En el año 2014, Carlos Carballo es arrestado por intentar robar de un museo el traje de paño de Jorge Eliécer Gaitán, líder político asesinado en Bogotá en 1948. Carballo es un hombre atormentado que busca señales para desentrañar los misterios de un pasado que lo obsesiona. Pero nadie, ni siquiera sus amigos más cercanos, sospecha las razones profundas de su obsesión.
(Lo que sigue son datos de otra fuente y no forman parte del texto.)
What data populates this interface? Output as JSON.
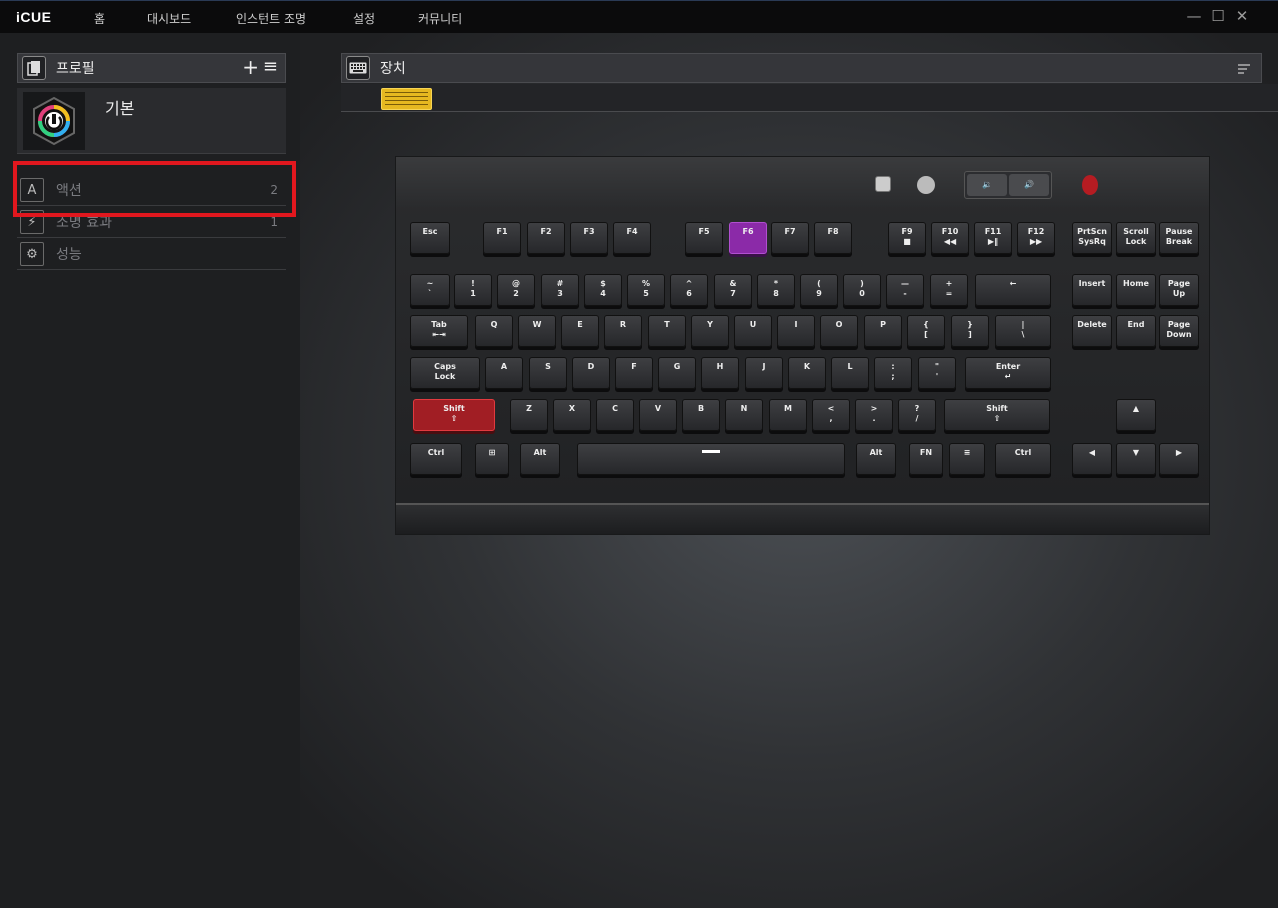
{
  "app": {
    "title": "iCUE"
  },
  "nav": [
    {
      "label": "홈"
    },
    {
      "label": "대시보드"
    },
    {
      "label": "인스턴트 조명"
    },
    {
      "label": "설정"
    },
    {
      "label": "커뮤니티"
    }
  ],
  "window": {
    "minimize": "—",
    "maximize": "☐",
    "close": "✕"
  },
  "profiles": {
    "title": "프로필",
    "add": "+",
    "menu": "≡",
    "active": {
      "name": "기본"
    }
  },
  "sections": [
    {
      "icon": "A",
      "label": "액션",
      "count": "2"
    },
    {
      "icon": "⚡",
      "label": "조명 효과",
      "count": "1"
    },
    {
      "icon": "⚙",
      "label": "성능",
      "count": ""
    }
  ],
  "devices": {
    "title": "장치"
  },
  "keyboard": {
    "rows": [
      [
        "Esc",
        "F1",
        "F2",
        "F3",
        "F4",
        "F5",
        "F6",
        "F7",
        "F8",
        "F9\n■",
        "F10\n◀◀",
        "F11\n▶‖",
        "F12\n▶▶",
        "PrtScn\nSysRq",
        "Scroll\nLock",
        "Pause\nBreak"
      ],
      [
        "~\n`",
        "!\n1",
        "@\n2",
        "#\n3",
        "$\n4",
        "%\n5",
        "^\n6",
        "&\n7",
        "*\n8",
        "(\n9",
        ")\n0",
        "—\n-",
        "+\n=",
        "←",
        "Insert",
        "Home",
        "Page\nUp"
      ],
      [
        "Tab\n⇤⇥",
        "Q",
        "W",
        "E",
        "R",
        "T",
        "Y",
        "U",
        "I",
        "O",
        "P",
        "{\n[",
        "}\n]",
        "|\n\\",
        "Delete",
        "End",
        "Page\nDown"
      ],
      [
        "Caps\nLock",
        "A",
        "S",
        "D",
        "F",
        "G",
        "H",
        "J",
        "K",
        "L",
        ":\n;",
        "\"\n'",
        "Enter\n↵"
      ],
      [
        "Shift\n⇧",
        "Z",
        "X",
        "C",
        "V",
        "B",
        "N",
        "M",
        "<\n,",
        ">\n.",
        "?\n/",
        "Shift\n⇧",
        "▲"
      ],
      [
        "Ctrl",
        "⊞",
        "Alt",
        "",
        "Alt",
        "FN",
        "≡",
        "Ctrl",
        "◀",
        "▼",
        "▶"
      ]
    ],
    "highlighted_keys": {
      "red": "Shift",
      "purple": "F6"
    }
  },
  "colors": {
    "highlight": "#e1171e",
    "accent_purple": "#8b2aa8",
    "accent_red": "#a11e24"
  }
}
¿Qué conecta los asesinatos de Jorge Eliécer Gaitán, cuya muerte partió en dos la historia de Colombia, y de John F. Kennedy? ¿De qué forma puede un crimen ocurrido en 1914, el del senador liberal colombiano Rafael Uribe Uribe, marcar la vida de un hombre en el siglo XXI? Para Carballo todo está conectado, y las coincidencias no existen. Tras un encuentro fortuito con este hombre misterioso, el escritor Juan Gabriel Vásquez se ve obligado a internarse en los secretos de una vida ajena, al tiempo que se enfrenta a los momentos más oscuros del pasado colombiano.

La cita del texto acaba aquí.